Another way of looking at it is, I make a \$6 place bet on the 6, 11 times, wagering a total of \$66 on this place bet. I can expect to lose 1.52% of the \$66 I wagered on the 6 which equals 1.52% X \$66 = .0152 X \$66 = \$1

Obviously the same thing is true if I were to place the 8 instead because they both have the same probability of winning or losing.

Now let's look at what happens if I place the 6 and 8 together for \$6 each. I can expect to win my wager on the 6, 5 times out of 36. I can expect to win my wager on the 8, 5 times out of 36. I can expect to lose both bets 6 times out of 36.

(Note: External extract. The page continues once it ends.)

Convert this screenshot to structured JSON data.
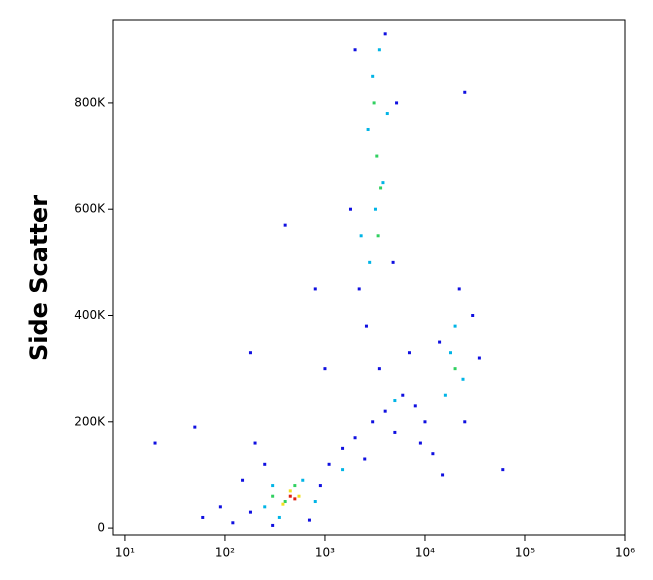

This means I can expect to win \$7 on the 6, 5 times for \$35; I can expect to win \$7 on the 8, 5 times for \$35; I can expect to lose \$12 on the 6 and 8, 6 times for \$72. I will end up with \$70 - \$72 for a net loss of \$2. I will have wagered \$6 on the 6, the 5 times I win the bet for \$30, \$6 on the 8, the 5 times I win that bet for \$30 and \$12 on the 6 and 8, the 6 times I lose both bets for \$72. I will have wagered a total of \$30 + \$30 + \$72 = \$132 on the 6 and 8. Dividing my net loss (-\$2) by the total amount wagered (\$132) yields the following formula for the calculation of the HA. 2/132 = .0152 = 1.52%

I can also look at it as follows. If I wager a total of \$132 by placing both the 6 and 8, I can expect to lose 1.52% of the total amount wagered. 1.52% X \$132 = .0152 X \$132 = \$2

Let me know if this answers your question.